Jay Ambrose: Global-warming alarmists are bigger danger than climate change

A global-warming crisis may be headed our way, one that could leave endless fatalities in its wake and impoverish masses of people.

But the crisis I am talking about will not be brought about by greenhouse gases.

If it happens, it will be by way of a warming remedy concocted by politicians and urged on by their left-wing cheerleaders — the coercive, governmental imposition of limits on the burning of fossil fuels.

The pretense is that such a system of controls could be implemented more or less painlessly, which is akin to saying you can starve people to death more or less painlessly. To reduce emissions to the levels suggested by the calculations of alarmists and in a manner that would make them happy — no additional nuclear plants — you would likely have to wreck economies. The unintended result would be to kill thousands upon thousands of human beings.

Perhaps that sounds like a wild exaggeration, itself the product of alarmism, but we have convincing economic theory about how wasteful regulations cost lives through rendering people and communities poorer and less able to secure protective needs, such as more police and firefighter services. And we have stomach-churning examples of how environmental extremists have ended up with blood on their hands in other instances of pursuing supposedly noble ends.

The press has been largely, if not completely, negligent in reporting how the resistance of environmentalists to spraying the walls of homes with DDT in Africa has deprived people there of what is often the single most effective means of repelling mosquitoes and preventing malaria. Not just thousands, but millions of children have consequently died from the disease, even though the spraying would have no endangering consequences for wildlife.

In this country, the congressional requirement in 1975 for fuel-limit standards ushered many Americans into smaller, less crash-worthy cars than they would otherwise have purchased, causing something on the order of 50,000 more highway fatalities than would have been experienced in the legislation’s absence.

Somewhere in Washington, a monument should go up in the name of these victims, and then when we have leftist pundits and hand-wringing politicians urging insistently that we act in a massive, liberty-denying way to forestall a global warming catastrophe, we can take themthere to show how misguided legislative efforts can cause far worse catastrophe.
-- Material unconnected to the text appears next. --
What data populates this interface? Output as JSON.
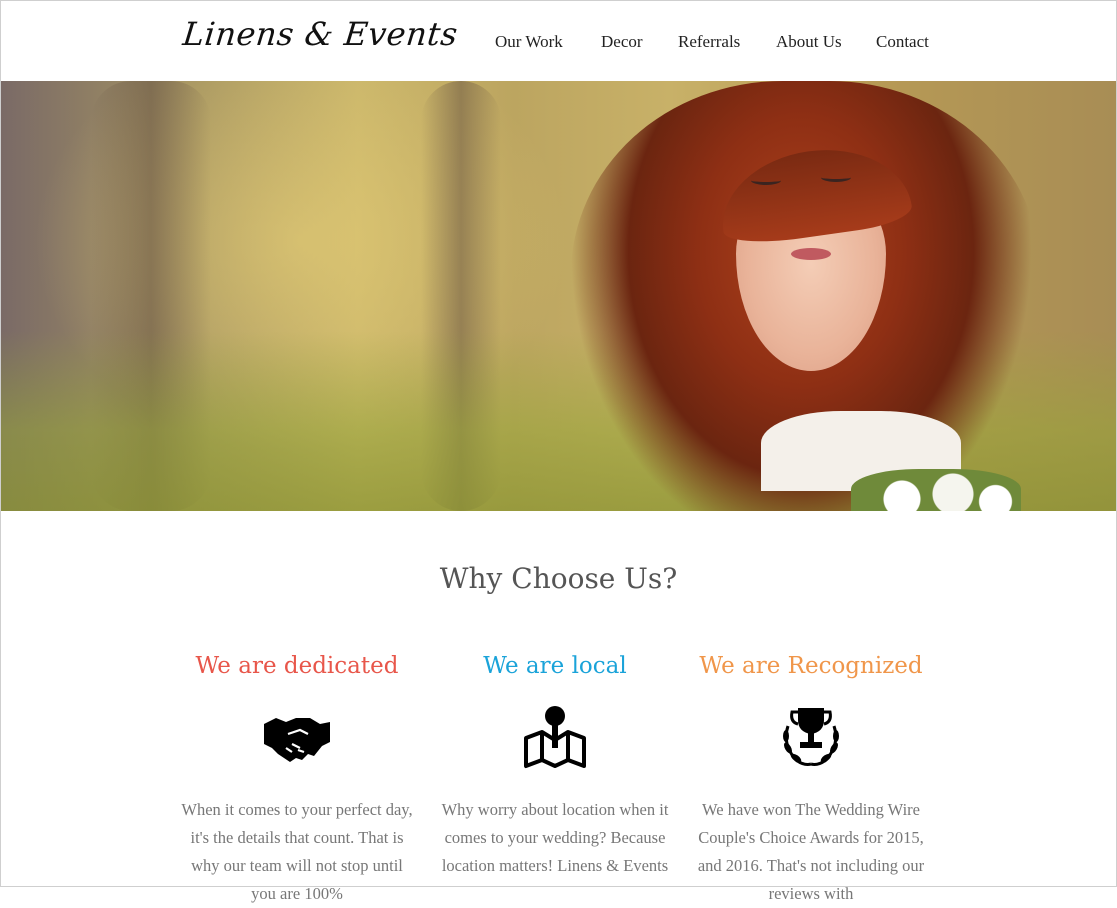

As the dozens of alarmists now making such a ruckus in America are guided to the spot, perhaps someone can whisper in their ears that fossil fuels have made industrialized society possible, and that hundreds of millions more people have lived than would have if we had not used them. The whisperer can note, too, that while there are means of gradually converting to other energy sources and making the burning of coal less dirty, Kyoto-style accords on emissions are far surer to reduce health and safety than to reduce warming.

To all of this, the alarmists have three standard responses, one of which is that there’s a scientific consensus that the Earth is warming, and indeed there is — but there is no consensus that disaster is therefore swooping down on us.

Another response is to personally attack those scientists who challenge dire predictions, as if name-calling were a legitimate form of climatological analysis.

The third response is that the scientific skeptics of cataclysmic, preventable warming have a lot to answer for if governments fail to act because of them and the worst imaginings are proven true. It doesn’t seem to occur to the alarmists that they will have a lot to answer for if they wreak havoc in the name of unsupportable fears.

Examiner columnist Jay Ambrose is a former Washington opinion writer and editor of two dailies.